ARM code can use   ANDEQ r0,r0,r0 which has an all zeros op-code like MIPS or  mov r0,r0 which is encoded as 0xE1A00000.

I feel that a true NOP should have a unique op-code. Moreover, it should, ideally, have a parameter that is ignored by the processor but which can be used when either tracing the code or debugging the system.

The most intriguing NOP I ever encountered was the Itanium NOP, for two reasons. First, the Itanium is a VLIW processor and bundles of instructions are executed in parallel. The instructions of a bungle to be executed are selected by the programmer or assembler/compiler.  In Itanium assembly language a suffix can be assigned to an operation to define which of the parallel using is going to handle it (e.g., memory, integer, floating-point). The NOP can be processed either by an integer unit or by a memory unit.’ For example; NOP.i would be executed by the integer unit and NOP.m would be executed by the memory unit. It’s really like deciding who gets to feed an invisible friend.

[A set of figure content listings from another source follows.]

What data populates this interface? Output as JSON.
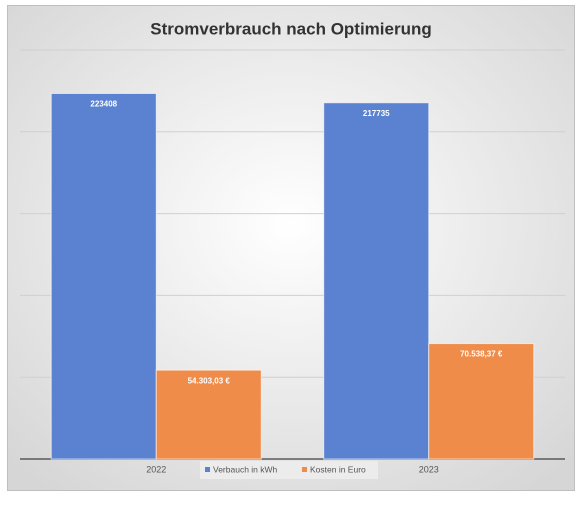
{
  "chart_data": {
    "type": "bar",
    "title": "Stromverbrauch nach Optimierung",
    "categories": [
      "2022",
      "2023"
    ],
    "series": [
      {
        "name": "Verbauch in kWh",
        "color": "#5b82d0",
        "values": [
          223408,
          217735
        ]
      },
      {
        "name": "Kosten in Euro",
        "color": "#ef8c4a",
        "values": [
          54303.03,
          70538.37
        ],
        "value_labels": [
          "54.303,03 €",
          "70.538,37 €"
        ]
      }
    ],
    "ylim": [
      0,
      250000
    ],
    "yticks": [
      0,
      50000,
      100000,
      150000,
      200000,
      250000
    ],
    "grid": true
  }
}
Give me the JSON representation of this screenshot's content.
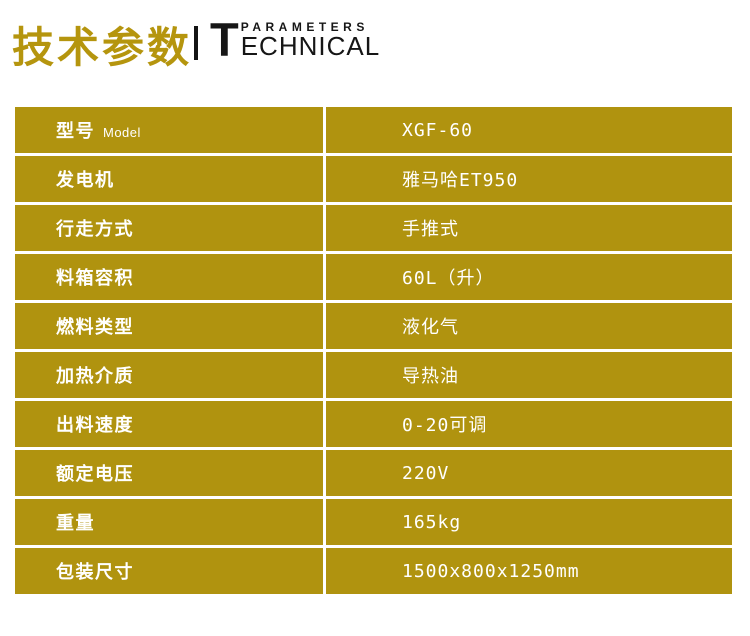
{
  "header": {
    "title_cn": "技术参数",
    "logo_initial": "T",
    "logo_top": "PARAMETERS",
    "logo_rest": "ECHNICAL"
  },
  "colors": {
    "gold": "#B0930F",
    "header_gold": "#B5950E",
    "text_white": "#FFFFFF",
    "logo_black": "#161616"
  },
  "table": {
    "rows": [
      {
        "label": "型号",
        "sublabel": "Model",
        "value": "XGF-60"
      },
      {
        "label": "发电机",
        "sublabel": "",
        "value": "雅马哈ET950"
      },
      {
        "label": "行走方式",
        "sublabel": "",
        "value": "手推式"
      },
      {
        "label": "料箱容积",
        "sublabel": "",
        "value": "60L（升）"
      },
      {
        "label": "燃料类型",
        "sublabel": "",
        "value": "液化气"
      },
      {
        "label": "加热介质",
        "sublabel": "",
        "value": "导热油"
      },
      {
        "label": "出料速度",
        "sublabel": "",
        "value": "0-20可调"
      },
      {
        "label": "额定电压",
        "sublabel": "",
        "value": "220V"
      },
      {
        "label": "重量",
        "sublabel": "",
        "value": "165kg"
      },
      {
        "label": "包装尺寸",
        "sublabel": "",
        "value": "1500x800x1250mm"
      }
    ]
  }
}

An even more fascinating concept arises in the case of predicated processors like the ARM and Itanium. Consider the ARM predicated form of the no operation and NOPNE. When this instruction is decoded and sent for execution, the predication marker, NE, signifies not zero. So, if the previous condition code was zero, the predicated instruction is not executed. If the previous condition code was not zero, the NOP is executed ad nothing happens.

Finally, what is the perfect NOP? Apart from having its intended effect (incrementing the PC) and leaving the processor status unmodified, it should have a unique op-code that will never change in future generations of the processor and, ideally, a user-defined field that can be detected in memory dumps during debugging and tracing.